Раздался барабанный бой, и на Красную площадь вступила цепь солдат, несших склоненные знамена со свастикой. Солдаты подходили к Мавзолею и презрительным жестом бросали палки с тряпками к подножию. Слышны были лишь шаги и барабаны – позорный обряд. И вдруг, нарушая ритм, раздались истошные вопли, похожие на собачий лай, на немецком языке. Внизу у Мавзолея стоял автозак, окруженный плотным кольцом солдат НКВД, задние двери фургона были распахнуты, крики слышались оттуда.
– Гитлер, – прошелестело по трибунам, – привезли, значит, чтобы тоже посмотрел, чем кончился его «дранг нах остен».

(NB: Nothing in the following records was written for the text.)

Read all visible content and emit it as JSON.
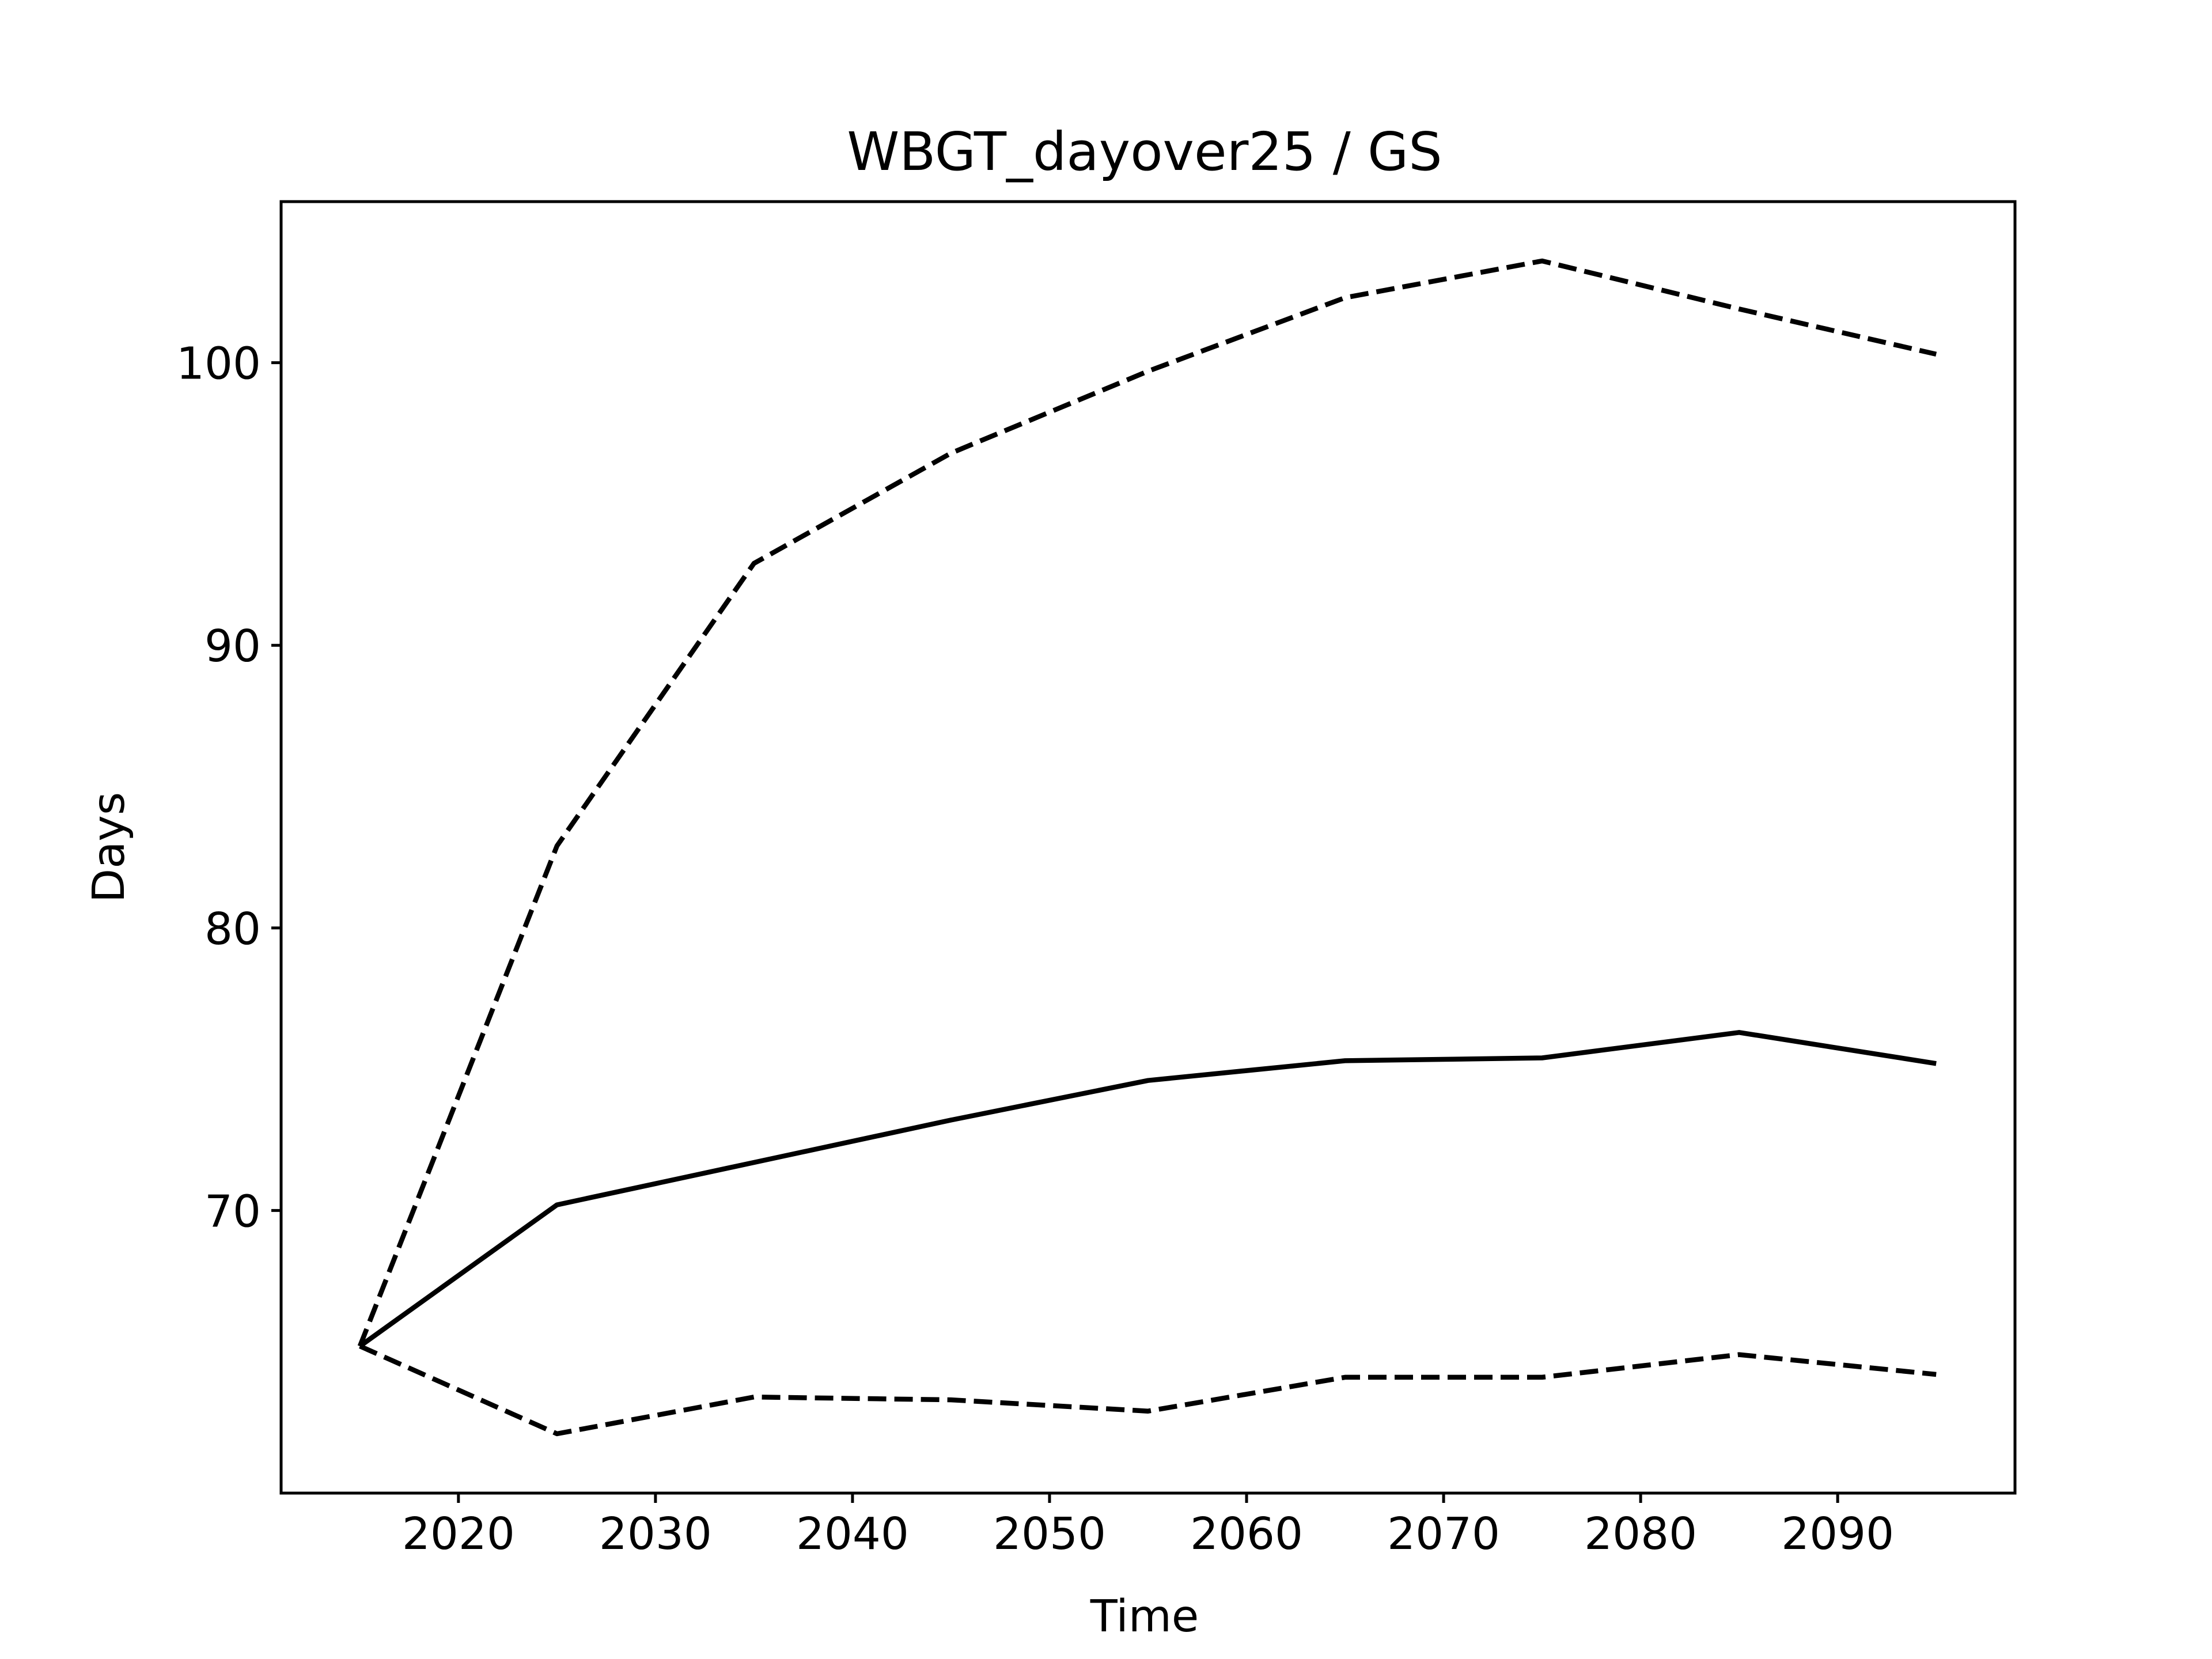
{
  "chart_data": {
    "type": "line",
    "title": "WBGT_dayover25 / GS",
    "xlabel": "Time",
    "ylabel": "Days",
    "xlim": [
      2011,
      2099
    ],
    "ylim": [
      60,
      105.7
    ],
    "xticks": [
      2020,
      2030,
      2040,
      2050,
      2060,
      2070,
      2080,
      2090
    ],
    "yticks": [
      70,
      80,
      90,
      100
    ],
    "grid": false,
    "x": [
      2015,
      2025,
      2035,
      2045,
      2055,
      2065,
      2075,
      2085,
      2095
    ],
    "series": [
      {
        "style": "dashed",
        "color": "#000000",
        "values": [
          65.2,
          82.9,
          92.9,
          96.8,
          99.7,
          102.3,
          103.6,
          101.9,
          100.3
        ]
      },
      {
        "style": "solid",
        "color": "#000000",
        "values": [
          65.2,
          70.2,
          71.7,
          73.2,
          74.6,
          75.3,
          75.4,
          76.3,
          75.2
        ]
      },
      {
        "style": "dashed",
        "color": "#000000",
        "values": [
          65.2,
          62.1,
          63.4,
          63.3,
          62.9,
          64.1,
          64.1,
          64.9,
          64.2
        ]
      }
    ]
  }
}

После рассказывали, что когда у Сталина спросили, приказать ли пленнику замолчать, вождь лишь небрежно махнул рукой – пусть орет, если ему охота. Вряд ли это было правдой, чтоб сам Сталин решал то, что должен был сообразить заранее проинструктированный начальник конвоя – однако бывшего фюрера никто не заткнул. Затем раздался чей-то бас, услышанный по всей площади:
– Эй, он там у вас не взбесился?
Ему ответил другой голос:
– Да он давно уже бешеный, да нехай лает, что еще ему остается?
И раздался дружный хохот. Было ли это срежиссировано – не знаю.
А после мы пробирались по радостным московским улицам сквозь веселую и нарядную толпу – решив пройти пешком. У многих людей даже в штатском я видел черно-оранжевую ленточку в петлице или приколотую к платью – это означало, как я уже слышал, не награждение орденом Славы или «Георгием» еще с той, Империалистической войны (в этом случае носился бы сам орден или орденская планка на уставном месте на груди), а факт, что кто-то из родных и близких был на фронте; такая же ленточка с черным бантом означала погибшего; георгиевские цвета я видел на плакатах, афишах, даже флажках в руках детей. Это был наш день, праздник – и его у нас уже никому и никогда не отнять!
Мы были, как положено, в парадных мундирах со всеми регалиями. А вот Анюта и Лючия – в нарядном, даже шляпки с вуалями нацепили. Сейчас их вид на московской улице не бросался в глаза – было много женщин, одетых столь же красиво. Правда, это были те, кто в войну ждал своих родных в тылу – фронтовички сверкали наградами на гимнастерках. Но Анюта сказала, что ей выставлять свои заслуги напоказ не хочется, а Лючия – чтобы Смоленцев запомнил ее именно такой, женщиной, а не солдатом.
– Галчонок, ну не плачь, я вернусь, и ничего со мной не случится! – говорил Брюс Лючии. – Ну, служба такая у нас. Мне спокойнее будет, если ты в безопасности и ждешь.
А самая известная из женщин Италии вытирала слезы, глядя на мужа. Который завтра должен был отбыть (говорю по большому секрету) даже не в Киев, а куда-то под Львов. Поскольку войну на Украине надо было завершать, и как можно скорее – в преддверии трудных и великих дел, которых у Советской страны намечалось более чем достаточно. Потому Пономаренко, злостно пользуясь своим положением, прибрал к рукам в силовое крыло своей «инквизиции» наш геройский спецназ Северного флота. Правда, обещал через три месяца вернуть. То есть в октябре и встретимся?
Ну, а Лючия на этот срок поступает в распоряжение моей женушки – вторым номером, телохранителем, адъютантом и просто ученицей. Чтобы не бегать ей вместе с мужем по бандеровским лесам – все ж не такая война, чтобы женщин, да еще в положении, в строй ставить!
Старая добрая Англия постепенно отходила от самой тяжелой для нее войны. Ну, если не считать такой еще и Столетнюю – но слишком мало информации для сравнения.
Отходняк сильно походил на похмелье. Первая держава мира тридцать лет назад и одна из первых всего лишь до этой войны – сейчас хотя и могла претендовать на третье место на пьедестале, но исключительно по причине неявки соперников. Ибо не оставалось сомнений, что Германия, Италия, Франция – надолго, если не навсегда, выбыли из чемпионата. И Японии тоже недолго осталось, очень скоро макакам придется дорого заплатить и за Гонконг, и за Сингапур! Война была выиграна – но что вышло в итоге?